IP Licenses and Bankruptcy

You’ve entered into a software license agreement with a development company. Things are going well until one day you receive notice that the licensor company is bankrupt. Does the licensor’s bankruptcy terminate the license? Well, the answer is a two-step process. First, the trustee presiding over the licensor’s bankruptcy must move to reject the license agreement as executory (legalese for not fully-performed). Next, it’s up to you, the licensee.

Tip #1: Include express language in the agreement where the parties acknowledge that Section 365(n) applies to the licenses of intellectual property.

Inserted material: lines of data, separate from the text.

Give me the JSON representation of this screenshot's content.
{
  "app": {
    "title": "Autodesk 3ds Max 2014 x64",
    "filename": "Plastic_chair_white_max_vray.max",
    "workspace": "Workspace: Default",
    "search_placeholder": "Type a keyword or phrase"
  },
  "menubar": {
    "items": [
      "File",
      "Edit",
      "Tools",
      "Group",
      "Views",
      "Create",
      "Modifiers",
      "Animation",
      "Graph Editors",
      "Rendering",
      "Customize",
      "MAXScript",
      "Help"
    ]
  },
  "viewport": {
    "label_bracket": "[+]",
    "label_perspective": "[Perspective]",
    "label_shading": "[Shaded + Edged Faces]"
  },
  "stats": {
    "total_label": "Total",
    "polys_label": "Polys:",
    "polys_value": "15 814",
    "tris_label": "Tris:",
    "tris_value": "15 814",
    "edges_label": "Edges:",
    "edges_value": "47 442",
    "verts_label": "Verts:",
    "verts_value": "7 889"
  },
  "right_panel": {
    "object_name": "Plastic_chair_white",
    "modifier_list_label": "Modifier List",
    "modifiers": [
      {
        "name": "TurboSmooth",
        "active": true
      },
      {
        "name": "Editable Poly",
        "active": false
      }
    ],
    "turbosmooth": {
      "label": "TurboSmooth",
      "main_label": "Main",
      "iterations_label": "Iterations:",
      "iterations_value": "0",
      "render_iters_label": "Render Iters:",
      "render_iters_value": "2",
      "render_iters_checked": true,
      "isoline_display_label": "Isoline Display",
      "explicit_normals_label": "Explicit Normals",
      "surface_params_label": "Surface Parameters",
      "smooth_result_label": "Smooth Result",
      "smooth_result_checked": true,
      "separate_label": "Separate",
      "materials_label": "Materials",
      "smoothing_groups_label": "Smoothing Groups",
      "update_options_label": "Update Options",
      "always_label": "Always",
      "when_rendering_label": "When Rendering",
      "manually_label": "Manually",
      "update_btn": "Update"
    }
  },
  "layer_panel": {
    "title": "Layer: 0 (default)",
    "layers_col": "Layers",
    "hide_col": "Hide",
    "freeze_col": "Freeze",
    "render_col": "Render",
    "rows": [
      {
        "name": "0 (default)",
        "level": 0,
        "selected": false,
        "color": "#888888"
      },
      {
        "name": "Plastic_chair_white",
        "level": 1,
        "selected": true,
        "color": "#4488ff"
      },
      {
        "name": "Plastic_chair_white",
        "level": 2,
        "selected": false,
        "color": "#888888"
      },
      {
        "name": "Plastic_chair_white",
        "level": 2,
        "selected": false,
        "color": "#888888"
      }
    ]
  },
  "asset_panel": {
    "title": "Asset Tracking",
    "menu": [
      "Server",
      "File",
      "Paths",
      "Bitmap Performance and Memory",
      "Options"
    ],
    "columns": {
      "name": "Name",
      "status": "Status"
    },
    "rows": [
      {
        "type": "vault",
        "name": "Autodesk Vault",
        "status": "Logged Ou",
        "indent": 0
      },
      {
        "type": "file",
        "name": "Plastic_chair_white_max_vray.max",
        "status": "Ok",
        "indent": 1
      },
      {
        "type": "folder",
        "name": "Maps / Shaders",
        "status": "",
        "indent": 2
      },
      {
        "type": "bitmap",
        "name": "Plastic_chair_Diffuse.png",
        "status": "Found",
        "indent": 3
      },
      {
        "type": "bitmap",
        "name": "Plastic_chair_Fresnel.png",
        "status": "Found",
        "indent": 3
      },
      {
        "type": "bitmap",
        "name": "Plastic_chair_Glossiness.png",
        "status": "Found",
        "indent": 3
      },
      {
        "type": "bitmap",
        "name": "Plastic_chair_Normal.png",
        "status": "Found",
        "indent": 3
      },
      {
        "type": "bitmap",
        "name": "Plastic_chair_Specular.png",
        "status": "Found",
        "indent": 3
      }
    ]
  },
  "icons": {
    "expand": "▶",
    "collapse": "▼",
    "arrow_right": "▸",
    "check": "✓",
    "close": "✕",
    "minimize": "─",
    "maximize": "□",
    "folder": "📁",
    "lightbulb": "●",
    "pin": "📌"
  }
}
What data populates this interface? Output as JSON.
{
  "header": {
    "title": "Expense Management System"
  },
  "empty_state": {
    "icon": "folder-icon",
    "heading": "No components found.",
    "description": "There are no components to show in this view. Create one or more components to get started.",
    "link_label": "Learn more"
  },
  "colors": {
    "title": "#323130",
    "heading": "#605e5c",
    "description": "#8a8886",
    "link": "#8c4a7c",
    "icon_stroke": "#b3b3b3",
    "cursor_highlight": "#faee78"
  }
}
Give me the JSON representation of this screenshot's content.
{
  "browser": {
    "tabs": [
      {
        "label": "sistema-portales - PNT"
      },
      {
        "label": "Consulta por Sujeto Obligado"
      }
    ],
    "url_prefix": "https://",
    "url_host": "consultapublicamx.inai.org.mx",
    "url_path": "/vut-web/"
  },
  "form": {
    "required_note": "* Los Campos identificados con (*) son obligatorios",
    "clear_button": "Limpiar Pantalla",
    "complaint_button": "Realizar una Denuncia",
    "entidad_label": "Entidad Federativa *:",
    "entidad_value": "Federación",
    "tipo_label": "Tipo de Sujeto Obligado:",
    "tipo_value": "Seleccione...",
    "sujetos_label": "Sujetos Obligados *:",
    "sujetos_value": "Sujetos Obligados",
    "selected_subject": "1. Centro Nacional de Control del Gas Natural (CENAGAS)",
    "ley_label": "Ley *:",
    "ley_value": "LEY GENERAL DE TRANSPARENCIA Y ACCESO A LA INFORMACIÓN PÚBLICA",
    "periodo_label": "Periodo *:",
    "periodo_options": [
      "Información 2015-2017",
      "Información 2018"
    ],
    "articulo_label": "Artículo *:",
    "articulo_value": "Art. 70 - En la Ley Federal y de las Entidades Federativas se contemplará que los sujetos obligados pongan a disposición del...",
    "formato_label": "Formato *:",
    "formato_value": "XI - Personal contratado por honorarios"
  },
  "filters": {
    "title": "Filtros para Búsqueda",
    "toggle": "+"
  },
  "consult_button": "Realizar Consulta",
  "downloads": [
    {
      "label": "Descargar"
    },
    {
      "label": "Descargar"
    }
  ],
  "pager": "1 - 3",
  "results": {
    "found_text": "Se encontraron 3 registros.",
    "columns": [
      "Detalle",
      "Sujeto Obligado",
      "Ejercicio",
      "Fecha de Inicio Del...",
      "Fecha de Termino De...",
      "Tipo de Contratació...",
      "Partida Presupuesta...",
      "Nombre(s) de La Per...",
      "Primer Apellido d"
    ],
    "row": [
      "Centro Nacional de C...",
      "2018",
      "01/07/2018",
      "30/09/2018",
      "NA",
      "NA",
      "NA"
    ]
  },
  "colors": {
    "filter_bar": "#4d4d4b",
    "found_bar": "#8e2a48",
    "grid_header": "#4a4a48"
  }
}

While specifically stating in the license agreement that the parties consent to Section 365(n) is not required in order for the provisions to apply, by providing notice that the parties are aware of and consent to Section 365(n) may avoid a dispute down the line.

Section 365(n) of the U.S. Bankruptcy Code protects licensees of patents, copyrights and trade secrets by affording the licensee the option to either (i) elect to terminate the contract as a breach of contract by licensor, or (ii) continue the license and retain its rights as such rights existed before the bankruptcy was commenced. 11 U.S.C. § 365(n). Permitting the licensee to even extend the duration of the license as long as the underlying license agreement provides for such. Id.

It is important to note that Section 365(n) does not apply to licenses of trademarks. However, this may be changing and at least one court has extended the protections of Section 365(n) to a licensee of a trademark. See In re Lakewood Eng’g & Mfg. Co., 459 B.R. 306 (Bankr. N.D. Ill.2011), aff’d sub nom. Sunbeam Prods., Inc. v. Chi. Am. Mfg., 686 F.3d 373 (7th Cir. 2012).

Tip #2: Use present grant language, such as “Licensor hereby grants to Licensee a license” as opposed to “Licensor will grant to Licensee a license.”

While the above language is usually always desirable by a licensee, it has further importance in a situation where the licensor goes into bankruptcy. Often times, in software development agreements, the parties will agree to place the source code in escrow until final payment has been issued, and that bankruptcy can trigger the release of escrowed source code to the licensee.

The potential issue that may arise in this situation is the bankruptcy court, driven by its goal of keeping the bankruptcy estate intact, may characterize a license whose release is triggered by bankruptcy of licensor as an unenforceable transfer of assets from the bankruptcy estate. While not foolproof, one tactic to guard against this from occurring is using “present grant of rights” language.

Another tactic is to expand the conditions which may trigger release of the source code from bankruptcy to include indications that bankruptcy may be imminent, such as when licensor is unable to or fails to render payments to its creditors as they come due.

Tip #3: Include a release from the non-solicitation/no-hire clause with regard to licensor’s programmers in the event of licensor’s bankruptcy.

If the parties include a non-solicitation or no-hire clause in the agreement, a licensee should include language that carves out bankruptcy. Specifically, if bankruptcy releases the source code from escrow, the licensee is permitted to hire the licensor’s programmers. By having their expertise involved, the licensee would have an easier time discerning the source code.